Aussi, si l'investisseur aime la peinture ou la sculpture, les bibelots et les antiquités, ses achats d'oeuvres d'art vont lui, permettre d'allier plaisir et défiscalisation. Tout d'abord, les oeuvres d'art sont depuis l'origine exonérées d'Impôt de solidarité sur la fortune (ISF).
Ainsi, au lieu d'être assujetti à l'ISF sur des placements boursiers quelquefois peu rentables, certains auront tout intérêt à investir dans un tableau de maître ou une sculpture contemporaine.
Quand les revenus sont juste à la frontière du seuil des 720 000 euros, l'achat d'une oeuvre d'art peut tout bonnement permettre d'échapper à l'ISF.
L'achat d'une oeuvre d'art est en outre exonéré de plus-value passé 12 ans.
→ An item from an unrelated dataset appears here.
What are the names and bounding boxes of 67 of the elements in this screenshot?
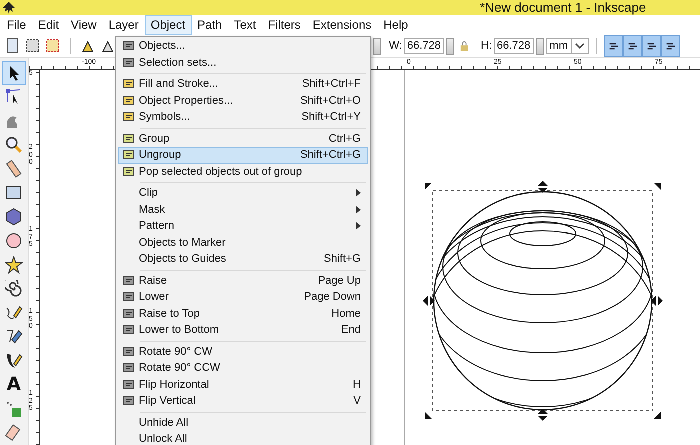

A noter que la plus-value normale de 27% s'éteint d'elle-même au bout de 12 ans puisqu'un abattement de 10% est consenti chaque année au-delà de deux années de détention. Evidemment, bénéficier de la mesure n'est possible si l'on peut formellement attester de la date d'achat par la fourniture d'une facture.
Sachant que les oeuvres d'art peuvent être évaluées à seulement 5 % du patrimoine transmis lors d'une succession, si, dans les deux ans qui suivent le décès, aucune vente publique n'est réalisée, l'oeuvre sera taxée sur une valeur bien moindre.
Il est fortement recommandé de se faire conseiller avant d'acheter, à moins d'être un amateur averti. Chaque pièce doit également être achetée avec facture pour éviter tous litiges ultérieurement.